Başka bir deyişle, "ben ve sen" yavaş ama kesin adımlarla "biz" haline geliyor. İki ayrı birey gibi hissetmek yerine, ortak ve birbirine bağımlı bir kimliğe bürünmeye başlarsınız.
Bu gerçekleştiğinde, partnerler ilişkinin ihtiyaçlarına kendi ihtiyaçlarından daha fazla önem vermeye başlayacaktır. Kişisel düşünceleri, duyguları ve arzuları daha az önemli hale gelecek ve ortaklar fikirler, hedefler ve duygular açısından birbirlerinin uzantısı gibi olacaktır. Hatta bu birleşik uyum duygusunu sürdürmek için duygularını bastırabilir veya kendilerini ifade etmekten kaçınabilir.
Doğal olarak bu tür partnerler ayrıldığında, ilişkinin kaybı aynı zamanda benliğin tamamen kaybı gibi hissedilir.
Paylaşılan bir kimlik olmadan, bir anda yıllardır veya muhtemelen hiç sormadığınız soruları sormak zorunda kalırsınız. "Bu ilişki olmadan ben kimim? Artık 'biz' olarak düşünmediğime göre ne istiyorum?" İç pusulanız tamamen yeniden ayarlanacaktır.
Bazıları için, ilişkinin referans noktası olmadan günlük kararlar almak bile zorlaşabiliyor.
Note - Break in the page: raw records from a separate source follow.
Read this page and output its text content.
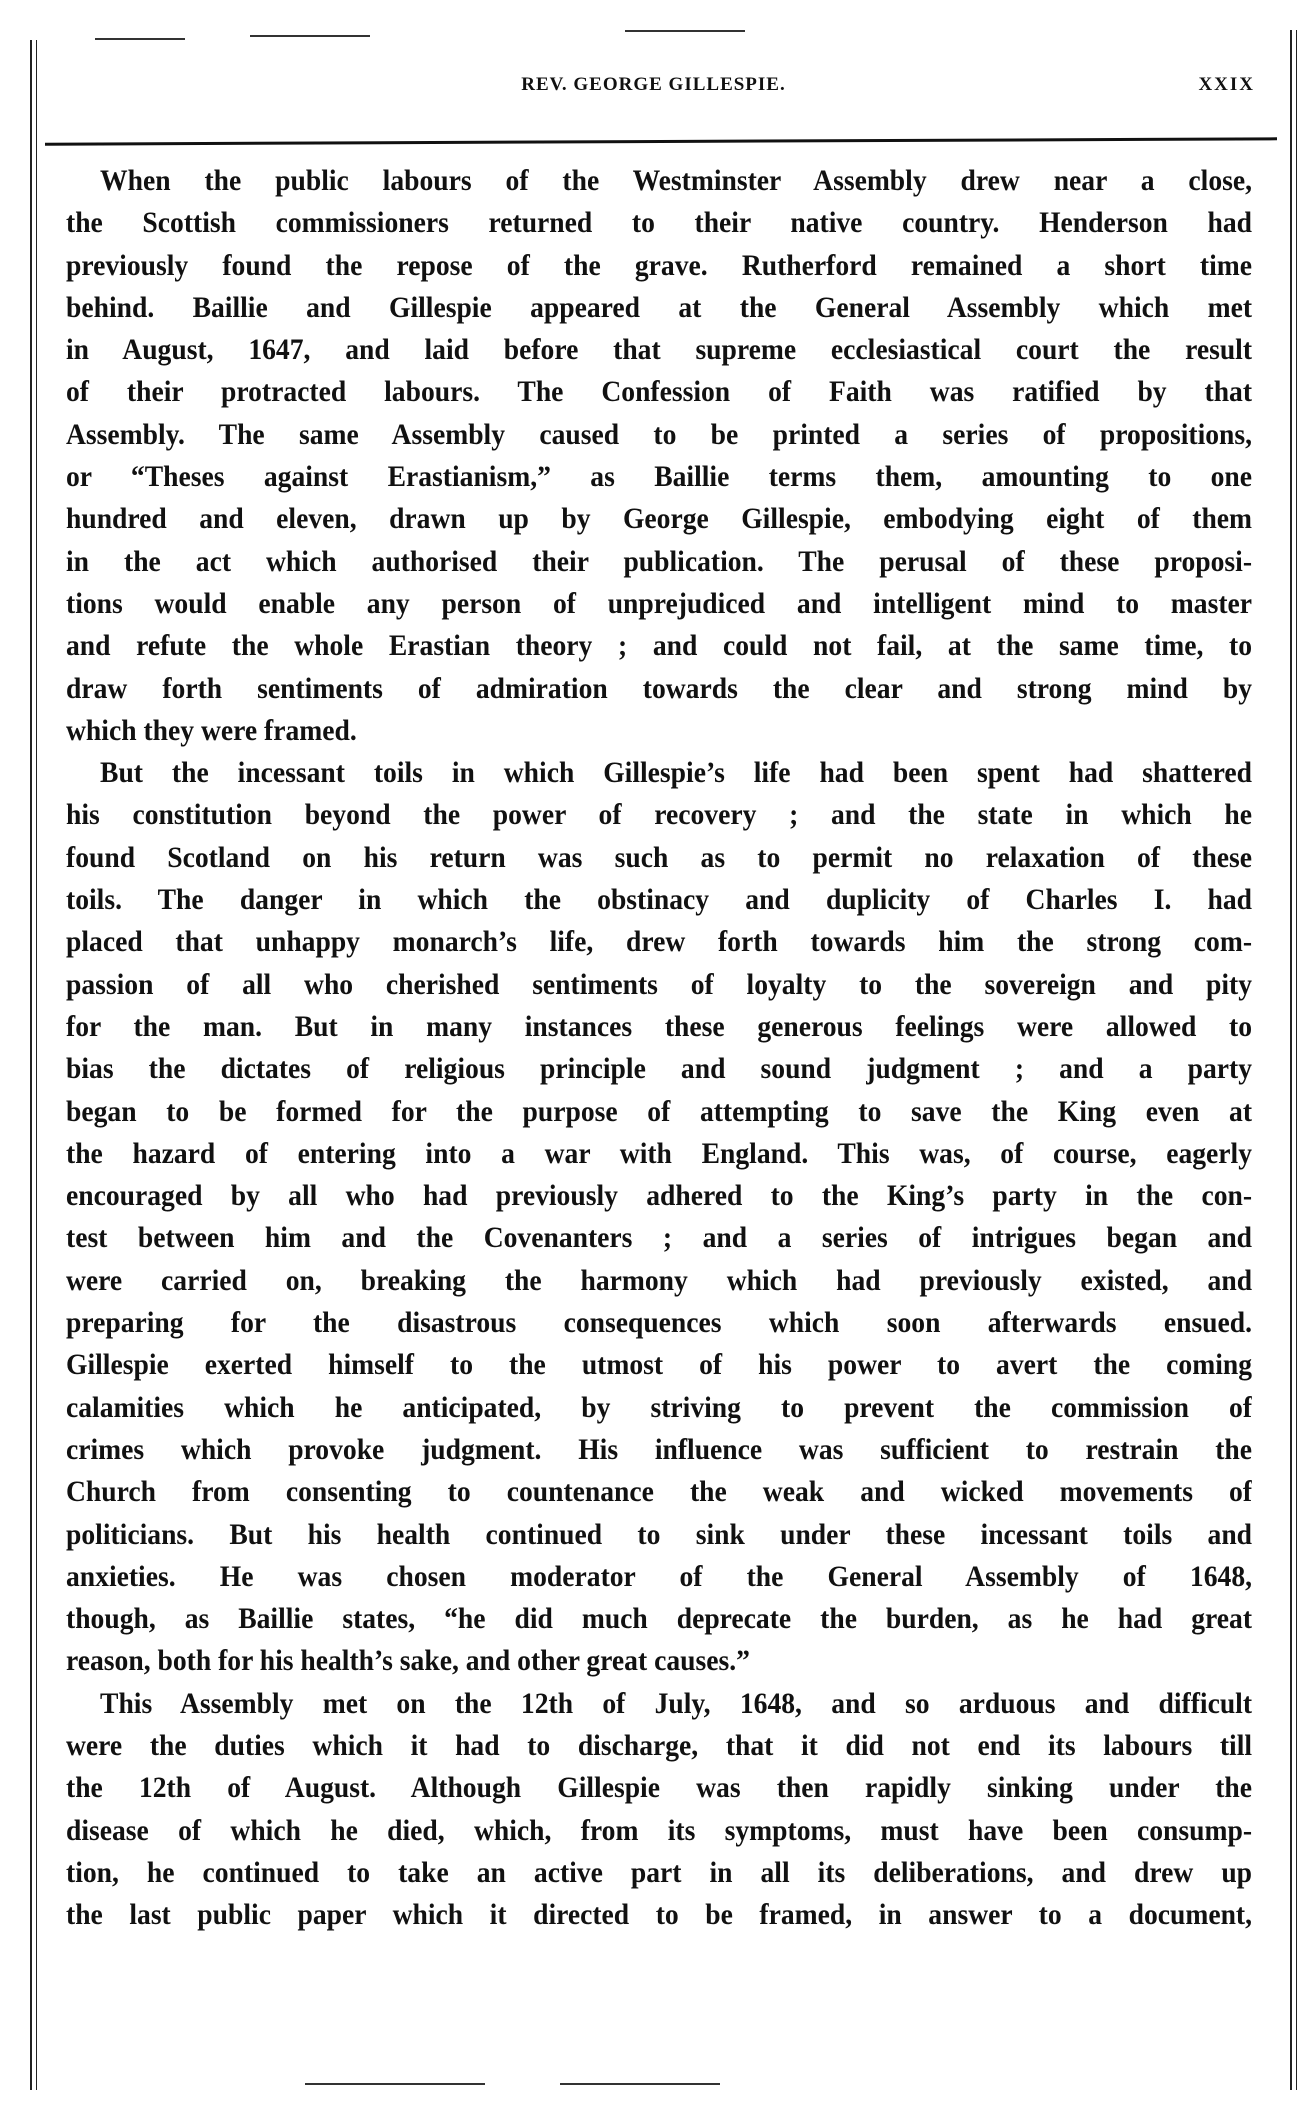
REV. GEORGE GILLESPIE.	XXIX
When the public labours of the Westminster Assembly drew near a close,
the Scottish commissioners returned to their native country. Henderson had
previously found the repose of the grave. Rutherford remained a short time
behind. Baillie and Gillespie appeared at the General Assembly which met
in August, 1647, and laid before that supreme ecclesiastical court the result
of their protracted labours. The Confession of Faith was ratified by that
Assembly. The same Assembly caused to be printed a series of propositions,
or “Theses against Erastianism,” as Baillie terms them, amounting to one
hundred and eleven, drawn up by George Gillespie, embodying eight of them
in the act which authorised their publication. The perusal of these proposi-
tions would enable any person of unprejudiced and intelligent mind to master
and refute the whole Erastian theory ; and could not fail, at the same time, to
draw forth sentiments of admiration towards the clear and strong mind by
which they were framed.
But the incessant toils in which Gillespie’s life had been spent had shattered
his constitution beyond the power of recovery ; and the state in which he
found Scotland on his return was such as to permit no relaxation of these
toils. The danger in which the obstinacy and duplicity of Charles I. had
placed that unhappy monarch’s life, drew forth towards him the strong com-
passion of all who cherished sentiments of loyalty to the sovereign and pity
for the man. But in many instances these generous feelings were allowed to
bias the dictates of religious principle and sound judgment ; and a party
began to be formed for the purpose of attempting to save the King even at
the hazard of entering into a war with England. This was, of course, eagerly
encouraged by all who had previously adhered to the King’s party in the con-
test between him and the Covenanters ; and a series of intrigues began and
were carried on, breaking the harmony which had previously existed, and
preparing for the disastrous consequences which soon afterwards ensued.
Gillespie exerted himself to the utmost of his power to avert the coming
calamities which he anticipated, by striving to prevent the commission of
crimes which provoke judgment. His influence was sufficient to restrain the
Church from consenting to countenance the weak and wicked movements of
politicians. But his health continued to sink under these incessant toils and
anxieties. He was chosen moderator of the General Assembly of 1648,
though, as Baillie states, “he did much deprecate the burden, as he had great
reason, both for his health’s sake, and other great causes.”
This Assembly met on the 12th of July, 1648, and so arduous and difficult
were the duties which it had to discharge, that it did not end its labours till
the 12th of August. Although Gillespie was then rapidly sinking under the
disease of which he died, which, from its symptoms, must have been consump-
tion, he continued to take an active part in all its deliberations, and drew up
the last public paper which it directed to be framed, in answer to a document,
Ve kendi kimliğinizi yeniden inşa etmek, bağımsız ve kendi değerlerinize dayanan bir kimlik oluşturmak hızlı bir şekilde gerçekleşmez, özellikle de bağlılık derin veya uzun süreliyse daha da yavaş olacaktır.
Talihsiz kişiler için, başka insanlarla çıktıktan veya yeni ilişkiler kurduktan sonra bile, bu kimlik karmaşası ince yollarla devam edebilir. Kendinizi eski ilişki kalıplarına göre tepki verirken bulabilirsiniz. Ya da o ilişkide bazı parçalarınızın geride kaldığını hissedebilir ve onları tam olarak nasıl geri alacağınızdan emin olmayabilirsiniz.
Eski bir partnere bağlı olmayan net ve kendinden emin bir benlik duygusuna ulaşmak yıllar alabilir. Bazı açılardan bu neredeyse varoluşsal bir krizdir; artık onlardan önce olduğunuz kişiyi yeniden keşfetmeniz gerekecektir.
Bu yeniden keşif asla anlık olmaz. Hayat, onları sevdiğinizde kim olduğunuzdan ayrı olarak kim olduğunuzu hatırlamanız için yeni fırsatlar sunduğundan, bu süreç yavaş yavaş gelişir. Bu bağlamda, "sevgili", "eski sevgili" ve "eskiden tanıdığım biri" arasındaki zaman dilimlerinin yıllara yayılması son derece anlaşılır bir durumdur.